Extending cihai

Use cihai’s abstraction and your dataset’s users can receive easy configuration, SQL access, and be available in a growing list of CJKV information.

Creating new dataset

Expand cihai’s knowledge! Create a cihai.extend.Dataset.

You can also make your dataset available in open source so other cihai users can use it! If you do, bring it up on the issue tracker!


#!/usr/bin/env python
# -*- coding: utf8 - *-
from __future__ import print_function, unicode_literals

from cihai.core import Cihai
from cihai.extend import Dataset

data = {}  # any data source, internal, a file, on the internet, in a database...

class MyDataset(Dataset):
    def bootstrap(self):  # automatically ran with .add_dataset, if exists
        # Use this to setup your dataset, check if updates are needed, etc.
        data.update({'好': 'Good', '好好': 'Hello'})

    def givemedata(self, key):
        return data[key]

    def search(self, needle):
        return {k: v for k, v in data.items() if needle in k}

    def backwards(self, needle):
        return [k for k, v in data.items() if needle in v]

def run():
    c = Cihai(unihan=False)

    c.add_dataset(MyDataset, namespace='moo')

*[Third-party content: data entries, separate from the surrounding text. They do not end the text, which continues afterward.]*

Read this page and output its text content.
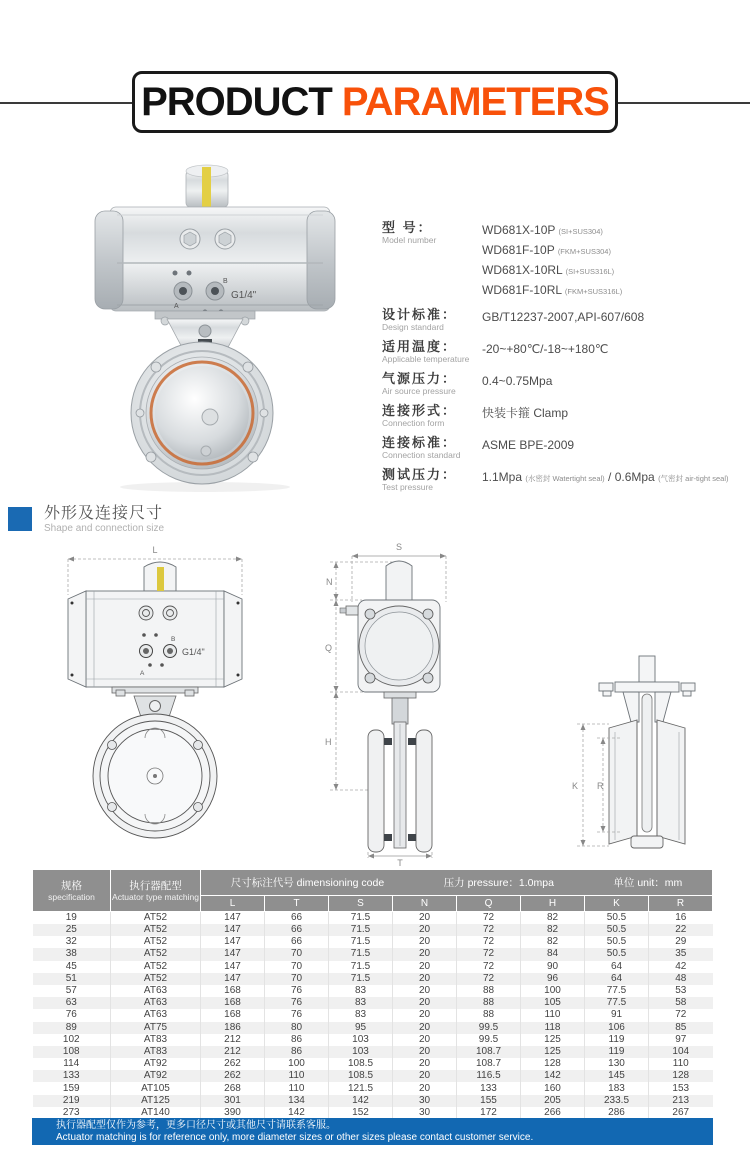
PRODUCT PARAMETERS
B
A
G1/4"
型 号：
Model number
WD681X-10P (SI+SUS304)
WD681F-10P (FKM+SUS304)
WD681X-10RL (SI+SUS316L)
WD681F-10RL (FKM+SUS316L)
设计标准：
Design standard
GB/T12237-2007,API-607/608
适用温度：
Applicable temperature
-20~+80℃/-18~+180℃
气源压力：
Air source pressure
0.4~0.75Mpa
连接形式：
Connection form
快装卡箍 Clamp
连接标准：
Connection standard
ASME BPE-2009
测试压力：
Test pressure
1.1Mpa (水密封 Watertight seal) / 0.6Mpa (气密封 air-tight seal)
外形及连接尺寸
Shape and connection size
L
B
A
G1/4"
S
N
Q
H
T
K R
规格
specification

执行器配型
Actuator type matching

尺寸标注代号 dimensioning code	压力 pressure：1.0mpa	单位 unit：mm

		L	T	S	N	Q	H	K	R
19	AT52	147	66	71.5	20	72	82	50.5	16
25	AT52	147	66	71.5	20	72	82	50.5	22
32	AT52	147	66	71.5	20	72	82	50.5	29
38	AT52	147	70	71.5	20	72	84	50.5	35
45	AT52	147	70	71.5	20	72	90	64	42
51	AT52	147	70	71.5	20	72	96	64	48
57	AT63	168	76	83	20	88	100	77.5	53
63	AT63	168	76	83	20	88	105	77.5	58
76	AT63	168	76	83	20	88	110	91	72
89	AT75	186	80	95	20	99.5	118	106	85
102	AT83	212	86	103	20	99.5	125	119	97
108	AT83	212	86	103	20	108.7	125	119	104
114	AT92	262	100	108.5	20	108.7	128	130	110
133	AT92	262	110	108.5	20	116.5	142	145	128
159	AT105	268	110	121.5	20	133	160	183	153
219	AT125	301	134	142	30	155	205	233.5	213
273	AT140	390	142	152	30	172	266	286	267
执行器配型仅作为参考，更多口径尺寸或其他尺寸请联系客服。
Actuator matching is for reference only, more diameter sizes or other sizes please contact customer service.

    print('Definitions exactly for 好', c.moo.givemedata('好'))

    print('Definitions matching with 你好:', ', '.join(c.moo.search('好')))

    print('Reverse definition with Good:', ', '.join(c.moo.backwards('Good')))

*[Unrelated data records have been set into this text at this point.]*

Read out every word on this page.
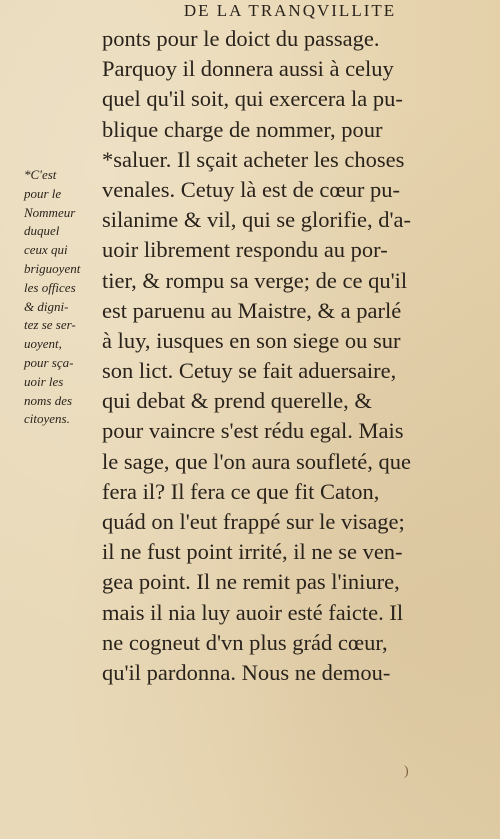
DE LA TRANQVILLITE
ponts pour le doict du passage.
Parquoy il donnera aussi à celuy
quel qu'il soit, qui exercera la pu-
blique charge de nommer, pour
*saluer. Il sçait acheter les choses
venales. Cetuy là est de cœur pu-
silanime & vil, qui se glorifie, d'a-
uoir librement respondu au por-
tier, & rompu sa verge; de ce qu'il
est paruenu au Maistre, & a parlé
à luy, iusques en son siege ou sur
son lict. Cetuy se fait aduersaire,
qui debat & prend querelle, &
pour vaincre s'est rédu egal. Mais
le sage, que l'on aura soufleté, que
fera il? Il fera ce que fit Caton,
quád on l'eut frappé sur le visage;
il ne fust point irrité, il ne se ven-
gea point. Il ne remit pas l'iniure,
mais il nia luy auoir esté faicte. Il
ne cogneut d'vn plus grád cœur,
qu'il pardonna. Nous ne demou-
*C'est
pour le
Nommeur
duquel
ceux qui
briguoyent
les offices
& digni-
tez se ser-
uoyent,
pour sça-
uoir les
noms des
citoyens.
)
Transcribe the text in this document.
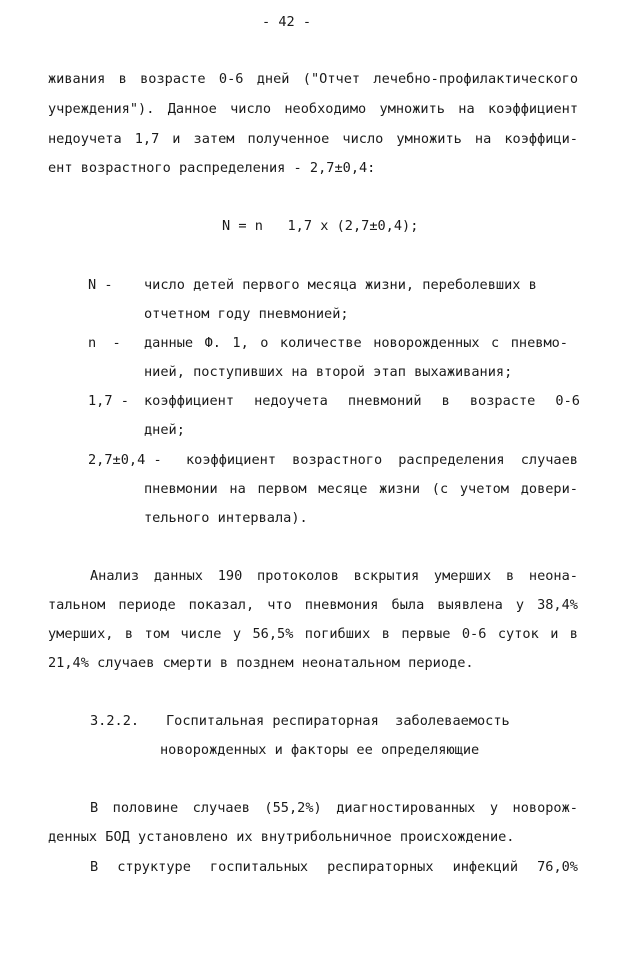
- 42 -
живания в возрасте 0-6 дней ("Отчет лечебно-профилактического
учреждения"). Данное число необходимо умножить на коэффициент
недоучета 1,7 и затем полученное число умножить на коэффици-
ент возрастного распределения - 2,7±0,4:
N = n   1,7 x (2,7±0,4);
N - число детей первого месяца жизни, переболевших в
отчетном году пневмонией;
n  - данные Ф. 1, о количестве новорожденных с пневмо-
нией, поступивших на второй этап выхаживания;
1,7 - коэффициент недоучета пневмоний в возрасте 0-6
дней;
2,7±0,4 - коэффициент возрастного распределения случаев
пневмонии на первом месяце жизни (с учетом довери-
тельного интервала).
Анализ данных 190 протоколов вскрытия умерших в неона-
тальном периоде показал, что пневмония была выявлена у 38,4%
умерших, в том числе у 56,5% погибших в первые 0-6 суток и в
21,4% случаев смерти в позднем неонатальном периоде.
3.2.2. Госпитальная респираторная  заболеваемость
новорожденных и факторы ее определяющие
В половине случаев (55,2%) диагностированных у новорож-
денных БОД установлено их внутрибольничное происхождение.
В структуре госпитальных респираторных инфекций 76,0%
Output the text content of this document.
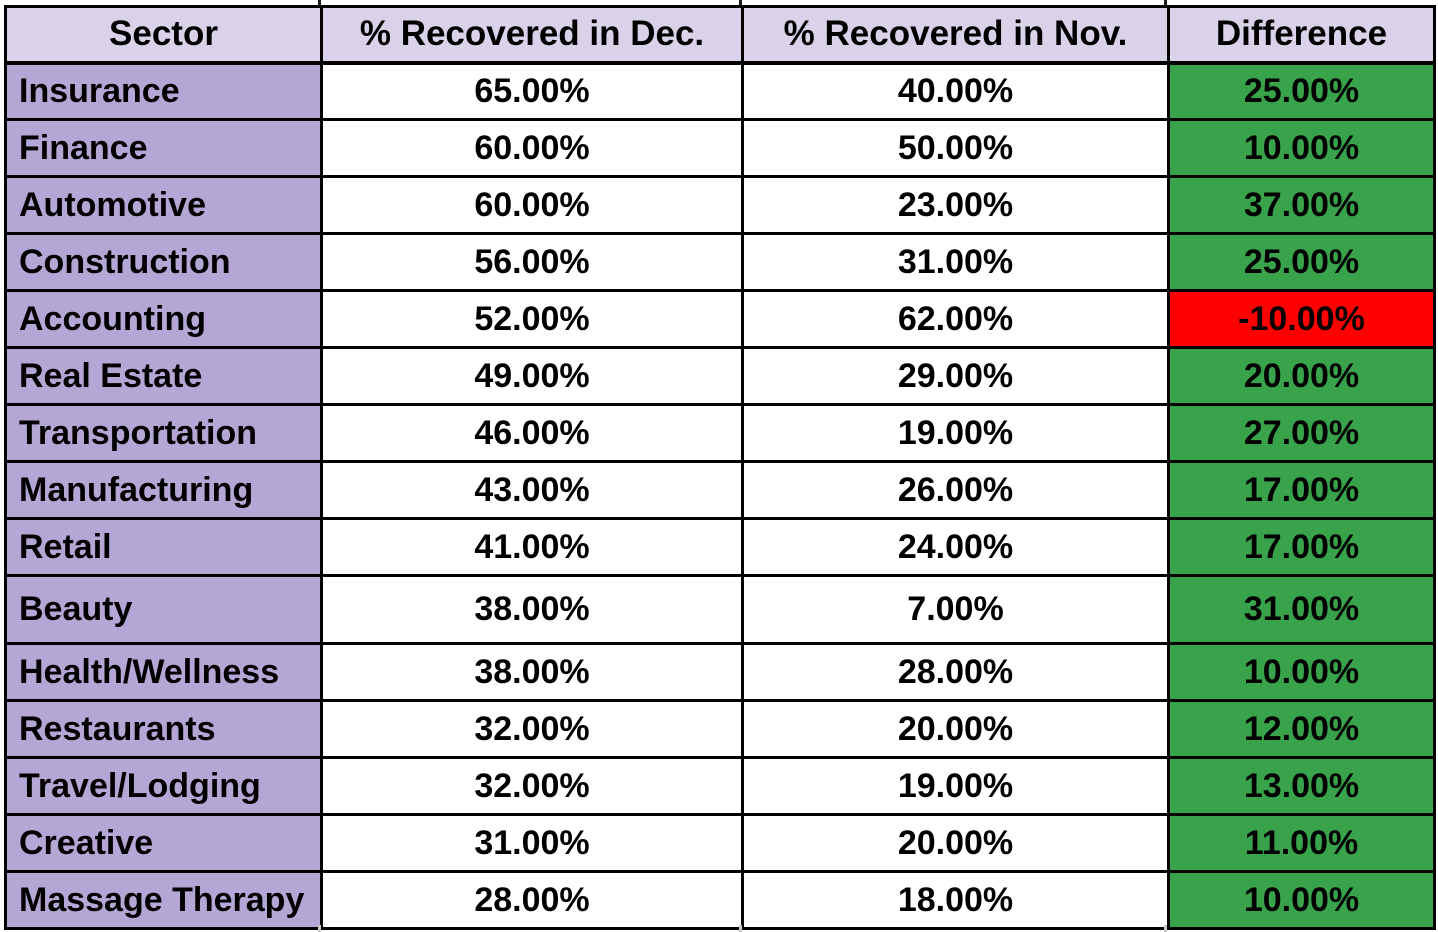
Sector	% Recovered in Dec.	% Recovered in Nov.	Difference
Insurance	65.00%	40.00%	25.00%
Finance	60.00%	50.00%	10.00%
Automotive	60.00%	23.00%	37.00%
Construction	56.00%	31.00%	25.00%
Accounting	52.00%	62.00%	-10.00%
Real Estate	49.00%	29.00%	20.00%
Transportation	46.00%	19.00%	27.00%
Manufacturing	43.00%	26.00%	17.00%
Retail	41.00%	24.00%	17.00%
Beauty	38.00%	7.00%	31.00%
Health/Wellness	38.00%	28.00%	10.00%
Restaurants	32.00%	20.00%	12.00%
Travel/Lodging	32.00%	19.00%	13.00%
Creative	31.00%	20.00%	11.00%
Massage Therapy	28.00%	18.00%	10.00%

if __name__ == '__main__':

In addition, view our reference implementation of UNIHAN, which is incorporated as a dataset. See cihai.data.unihan.dataset.Unihan

Plugins: Adding features to a dataset

Extend a dataset with custom behavior to avoid repetition. Create a cihai.extend.DatasetPlugin.

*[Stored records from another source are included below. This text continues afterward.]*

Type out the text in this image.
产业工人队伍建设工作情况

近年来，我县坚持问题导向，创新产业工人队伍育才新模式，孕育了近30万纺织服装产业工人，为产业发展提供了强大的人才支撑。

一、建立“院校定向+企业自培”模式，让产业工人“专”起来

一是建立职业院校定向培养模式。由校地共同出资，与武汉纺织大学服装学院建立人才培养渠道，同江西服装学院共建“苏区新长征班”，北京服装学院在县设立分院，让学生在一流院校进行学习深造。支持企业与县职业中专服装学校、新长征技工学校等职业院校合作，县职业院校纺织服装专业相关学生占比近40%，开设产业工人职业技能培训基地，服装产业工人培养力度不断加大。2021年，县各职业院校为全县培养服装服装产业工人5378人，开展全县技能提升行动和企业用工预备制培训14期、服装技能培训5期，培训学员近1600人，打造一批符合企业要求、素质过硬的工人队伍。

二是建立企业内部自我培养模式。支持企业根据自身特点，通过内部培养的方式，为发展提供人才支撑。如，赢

See our reference implementation of cihai.data.unihan.dataset.UnihanVariants

Datasets can be augmented with computed methods.

These utilize a dataset to pull information out, but are frequently used / generic enough to write a

An example of this would be the suggestion to add variant lookups for UNIHAN.

Combining datasets

Combining general datasets in general is usually considered general library usage. But if you’re usage is common, saves from repetition, it’s worth considering making into a reuseable extension and open sourcing it.

Using the library to mix and match data from various sources is what cihai is meant to do! If you have a way you’re using cihai that you think would be helpful, definitely create an issue, a gist, github repo, etc! License it permissively please (MIT, BSD, ISC, etc!)